Editor’s Note: We asked solo practitioners to write an essay or record a video telling us how they innovate. Specifically, they were asked to answer this question: “What innovation will be most valuable to you in your future practice as a solo practitioner?”
Editor’s Note: We asked solo practitioners to write an essay or record a video telling us how they innovate. Specifically, they were asked to answer this question: “What innovation will be most valuable to you in your future practice as a solo practitioner?”The author of the best submission will get a check for $5,000. This year’s winner will be announced Friday, Oct. 1. And Monday through Thursday, we’re posting submissions from the runners-up.
I practice intellectual property litigation and strategy as a solo practitioner in the San Francisco Bay Area. Technological innovation has made simple what seemed inconceivable only a few years ago—with e-filing, a desktop scanner, cloud computing and storage, Google Apps, VOIP, a smartphone and nifty new software apps practically daily, I can seamlessly do more on my own than I could at a BigLaw firm five years ago.
Further technological innovation is not an impediment to the success of my practice.
Instead, the innovation that will be most valuable to me in my future practice as a solo practitioner is business model innovation.
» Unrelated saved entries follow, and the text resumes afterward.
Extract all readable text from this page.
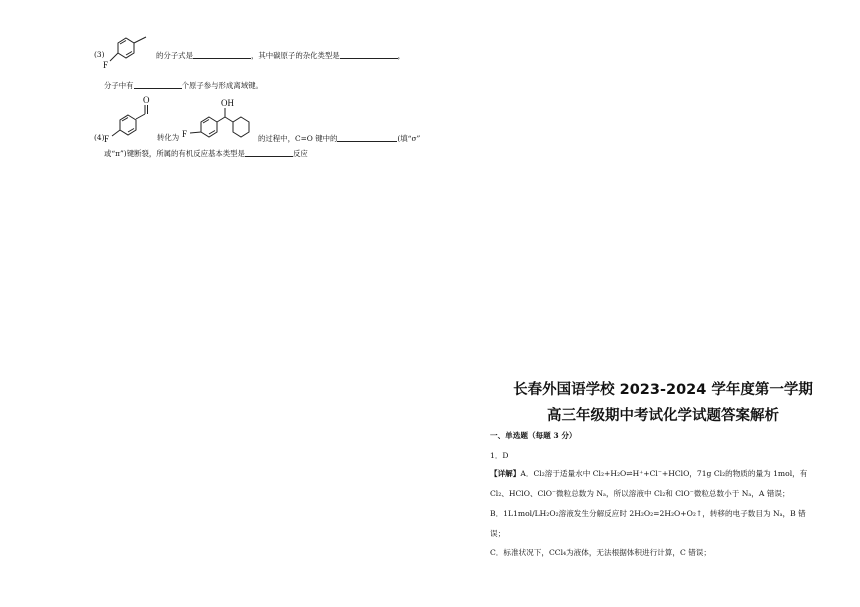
(3)
F
的分子式是	，其中碳原子的杂化类型是	，
分子中有	个原子参与形成离域键。
(4)
O
F	转化为
OH
F	的过程中，C=O 键中的	(填“σ”
或“π”)键断裂，所属的有机反应基本类型是	反应
长春外国语学校 2023-2024 学年度第一学期
高三年级期中考试化学试题答案解析
一、单选题（每题 3 分）
1．D
【详解】A．Cl₂溶于适量水中 Cl₂+H₂O⇌H⁺+Cl⁻+HClO，71g Cl₂的物质的量为 1mol，有
Cl₂、HClO、ClO⁻微粒总数为 Nₐ，所以溶液中 Cl₂和 ClO⁻微粒总数小于 Nₐ，A 错误；
B．1L1mol/LH₂O₂溶液发生分解反应时 2H₂O₂=2H₂O+O₂↑，转移的电子数目为 Nₐ，B 错
误；
C．标准状况下，CCl₄为液体，无法根据体积进行计算，C 错误；
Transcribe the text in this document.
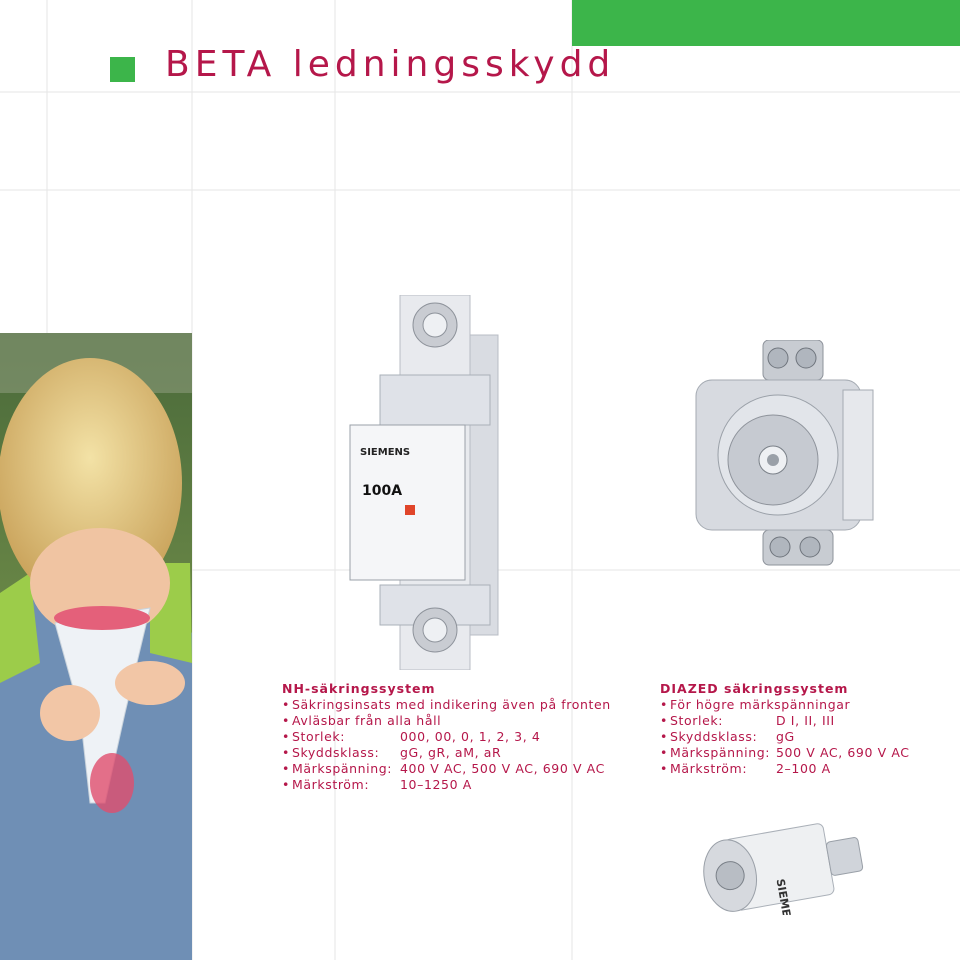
BETA ledningsskydd
SIEMENS
100A
SIEMENS
NH-säkringssystem
• Säkringsinsats med indikering även på fronten
• Avläsbar från alla håll
• Storlek:	000, 00, 0, 1, 2, 3, 4
• Skyddsklass: gG, gR, aM, aR
• Märkspänning: 400 V AC, 500 V AC, 690 V AC
• Märkström: 10–1250 A
DIAZED säkringssystem
• För högre märkspänningar
• Storlek:	D I, II, III
• Skyddsklass: gG
• Märkspänning: 500 V AC, 690 V AC
• Märkström: 2–100 A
Historically, IP litigation is dominated by the BigLaw establishment model: a few partners leveraged over a larger number of associates within a single firm; custom-crafting pleadings, discovery and briefs while billing by the hour. With the financial crisis of 2008-2009, every part of this old model has come under scrutiny, even in a traditionally high-end field like IP litigation. Specifically:
Leverage. Leverage, or the associate-to-partner ratio within a firm or practice, is good for reportable profits per partner. But it is not necessarily good for clients. As clients push to cut litigation costs, leverage declines. This trend favors solos and less-leveraged practices.
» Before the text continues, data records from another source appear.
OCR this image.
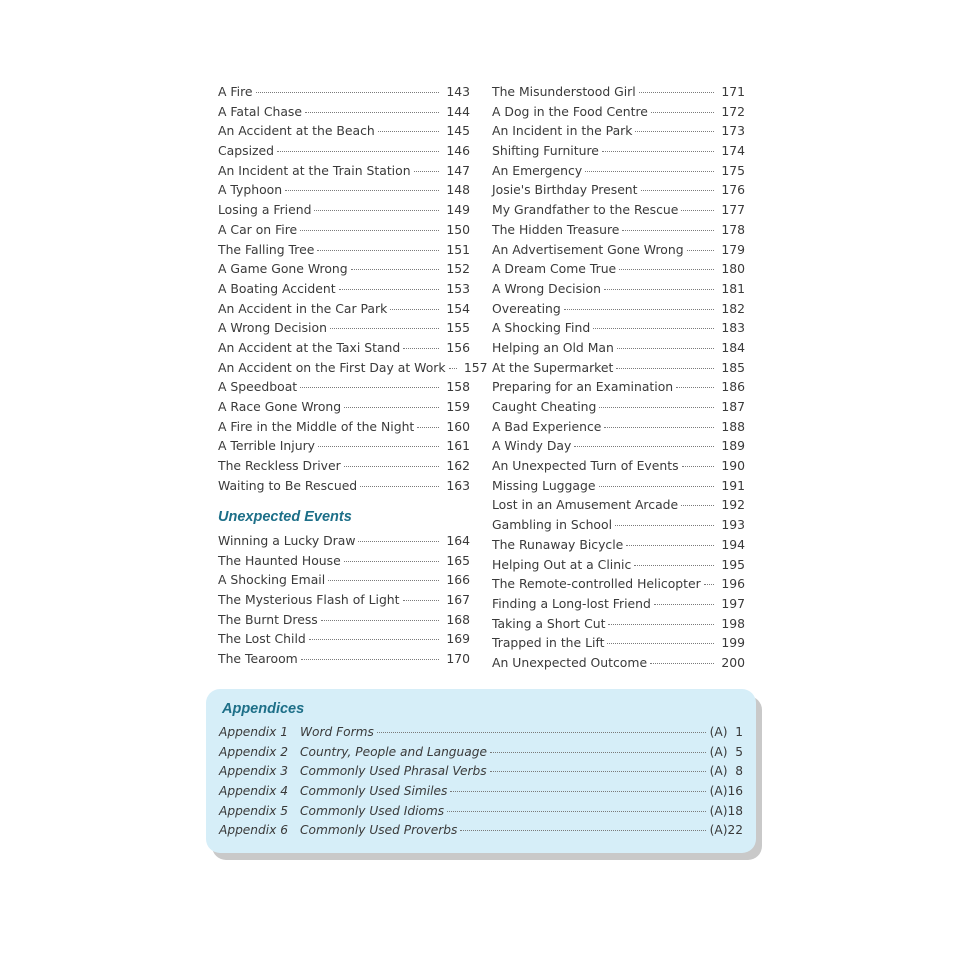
A Fire	143
A Fatal Chase	144
An Accident at the Beach	145
Capsized	146
An Incident at the Train Station	147
A Typhoon	148
Losing a Friend	149
A Car on Fire	150
The Falling Tree	151
A Game Gone Wrong	152
A Boating Accident	153
An Accident in the Car Park	154
A Wrong Decision	155
An Accident at the Taxi Stand	156
An Accident on the First Day at Work	157
A Speedboat	158
A Race Gone Wrong	159
A Fire in the Middle of the Night	160
A Terrible Injury	161
The Reckless Driver	162
Waiting to Be Rescued	163
Unexpected Events
Winning a Lucky Draw	164
The Haunted House	165
A Shocking Email	166
The Mysterious Flash of Light	167
The Burnt Dress	168
The Lost Child	169
The Tearoom	170
The Misunderstood Girl	171
A Dog in the Food Centre	172
An Incident in the Park	173
Shifting Furniture	174
An Emergency	175
Josie's Birthday Present	176
My Grandfather to the Rescue	177
The Hidden Treasure	178
An Advertisement Gone Wrong	179
A Dream Come True	180
A Wrong Decision	181
Overeating	182
A Shocking Find	183
Helping an Old Man	184
At the Supermarket	185
Preparing for an Examination	186
Caught Cheating	187
A Bad Experience	188
A Windy Day	189
An Unexpected Turn of Events	190
Missing Luggage	191
Lost in an Amusement Arcade	192
Gambling in School	193
The Runaway Bicycle	194
Helping Out at a Clinic	195
The Remote-controlled Helicopter	196
Finding a Long-lost Friend	197
Taking a Short Cut	198
Trapped in the Lift	199
An Unexpected Outcome	200
Appendices
Appendix 1 Word Forms	(A)  1
Appendix 2 Country, People and Language	(A)  5
Appendix 3 Commonly Used Phrasal Verbs	(A)  8
Appendix 4 Commonly Used Similes	(A)16
Appendix 5 Commonly Used Idioms	(A)18
Appendix 6 Commonly Used Proverbs	(A)22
Within One Firm. Historically, the transaction costs associated with assembling a team of lawyers not located under the same roof made it prohibitive to build a competitive litigation team from a network of solos. But the rise of Web 2.0 is changing that. With my LinkedIn/Facebook/Outlook network of colleagues, I can identify, customize and assemble a team in less time than it used to take to walk the halls of my old BigLaw firm. But we need innovation in the areas of contractual arrangements and the laws governing lawyers to fully deliver on the promise of the ad hoc, Web 2.0, virtual law firm.
Customized. In most areas of law practice, as the field matures, more and more aspects of the discipline become standardized.
Off the shelf. The opposite of build-it-by-hand-from-scratch-every-time. Compared with some other fields of law, IP litigation has been fairly slow to progress in this manner. It has therefore remained—relatively speaking—profitable custom work. But we are starting to see some indications that aspects of IP litigation are being made more routine, even standardized. This is a good development for the solo IP litigator. As formerly labor-intensive-but-routine pieces of IP litigation evolve into off-the-shelf modules, we are freed up to apply our creativity and good judgment to the more strategic aspects of the case, with a diminished need to spend time supervising large teams as they custom-polish a third set of interrogatories or research for the nth time how to apply the Brown Bag Software case to a two-tiered stipulated protective order. Innovation in off-the-shelf litigation modules is starting to arrive, and more is needed.
Billable hours. It has been proclaimed and repeated that the billable hour is dead. Well, maybe not quite. But it is certainly open to competition from alternative fee arrangements. We have enough data and experience now that we can start to accurately predict IP litigation costs. And we can bill a la carte, charging fixed fees for different pieces of litigation. A menu might include one fixed fee for pleading-through-pretrial conference, a per-deposition fee, a per-custodian document discovery fee and so on. Models continue to evolve. Clients want their lawyers to share the risk—to have some “skin in the game”—and to have incentives for efficiency. Innovative billing models are coming.
As a solo, these are the innovations I hope for.—Christian Mammen
Christian Mammen is a solo practitioner in Berkeley, Calif.